This is My Moment

I am very capable of getting on my high horse, refusing to do something that I don’t consider to be my thing and digging my heals in.  Principles are all well and good, but sometimes sticking to them loses you a way in to a situation that otherwise you would not be able to help in.   Sometimes you just have to eat things you would rather not, go to places you would prefer not to, even be subjected to doing things that are not really your bag – but it gains the other’s trust and earns you a hearing that you wouldn’t get if your answer to everything was, “I’m not doing that!”  Coming across as too good or too special to do what others enjoy, or have to do to get by, helps no one’s case!

The Book of Esther is a cracking good story, full of intrigue, twit, plot and counter-plot (if you’ve never read it from beginning to end, do take some time to).  It also contains some elements that seem out-dated and demeaning of women with our 21st centaury eyes.  But most of all it is the story of one woman who’s life personifies living God’s ways. What a strength of character and faith she shows.

The cost to Esther was risk, leaving her life, perhaps ignoring her principles and better judgement at times.

And now, this her moment, her opportunity.  After all she has gone through to get to this place, all the beauty pageants, the grooming, the gaining the good will of the king – now she can speak.  What she did meant that she could be in the right place at the right time when her opportunity to speak up for God and his people came up.  The kings asks Esther what she wants, and because she has built up his good will, she is able to tell him of Haman’s plot and her people are rescued.  Her willingness to put herself in that place saves a whole nation – God’s people.  If she hadn’t of been in that place, that situation, she would not have been able to work for God in it.

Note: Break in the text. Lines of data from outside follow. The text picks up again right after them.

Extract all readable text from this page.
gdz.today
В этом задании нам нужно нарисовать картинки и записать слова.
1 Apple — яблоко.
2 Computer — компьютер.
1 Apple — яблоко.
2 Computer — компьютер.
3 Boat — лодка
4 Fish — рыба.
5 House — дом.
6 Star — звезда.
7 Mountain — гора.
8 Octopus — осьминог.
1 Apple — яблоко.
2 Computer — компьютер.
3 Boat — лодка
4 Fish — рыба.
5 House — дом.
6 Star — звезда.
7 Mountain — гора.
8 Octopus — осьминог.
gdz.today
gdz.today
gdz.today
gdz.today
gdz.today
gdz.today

Sometimes in life we have to do things we would rather not, sometimes we even have to swallow our principles for the greater good.

What is God needing me to do, that my natural inclination might be to say, “No way”?  What is he asking me to do for him that might open doors, regardless of what I think?  What attitudes of mine is he challenging?  What place is he asking me to go for him – not me?  What moment is he preparing me for?

Lord,
help me not to be so high-principled
that I miss your opportunities,
so fixed in my ways
that I miss your ways,
so convinced I know what is right
that I forget what is right for you.

May I hear your call,
follow where you take me
and be ready
and willing
to speak for you
in the places you take me to.

I couldn’t find a video for this song, but I’ll leave it with Noel Richards to sum it up:

Dangerous People

Here we are Lord
More weak than strong
Still believing
Still pressing on
Make us ready
With hearts that are brave
We will silence
The lies of this age

For such a moment
We have been born
We’re gonna rise up
Take this world by storm
Let evil tremble
We come in his name
Our God is with us
We’re dangerous people

All God’s heroes
Failed as we do
Sometimes doubting
All that is true
Yet he calls us
Great people of faith
Working through us
As history is made

Esther 7:1-10, 9:20-22 CEV)

Haman Is Punished

The king and Haman were dining with Esther and drinking wine during the second dinner, when the king again said, “Esther, what can I do for you? Just ask, and I will give you as much as half of my kingdom!”

Esther answered, “Your Majesty, if you really care for me and are willing to help, you can save me and my people. That’s what I really want, because a reward has been promised to anyone who kills my people. Your Majesty, if we were merely going to be sold as slaves, I would not have bothered you.”

“Who would dare to do such a thing?” the king asked.

Esther replied, “That evil Haman is the one out to get us!”

Haman was terrified, as he looked at the king and the queen.

The king was so angry that he got up, left his wine, and went out into the palace garden.

Haman realized that the king had already decided what to do with him, and he stayed and begged Esther to save his life.

Just as the king came back into the room, Haman got down on his knees beside Esther, who was lying on the couch. The king shouted, “Now you’re even trying to rape my queen here in my own palace!”

As soon as the king said this, his servants covered Haman’s head. Then Harbona, one of the king’s personal servants, said, “Your Majesty, Haman built a tower seventy-five feet high beside his house, so he could hang Mordecai on it. And Mordecai is the very one who spoke up and saved your life.”

“Hang Haman from his own tower!” the king commanded. 10 Right away, Haman was hanged on the tower he had built to hang Mordecai, and the king calmed down.

9:20-22

The Festival of Purim

20 Mordecai wrote down everything that had happened. Then he sent letters to the Jews everywhere in the provinces 21 and told them:

Each year you must celebrate on both the fourteenth and the fifteenth of Adar, 22 the days when we Jews defeated our enemies. Remember this month as a time when our sorrow was turned to joy, and celebration took the place of crying. Celebrate by having parties and by giving to the poor and by sharing gifts of food with each other.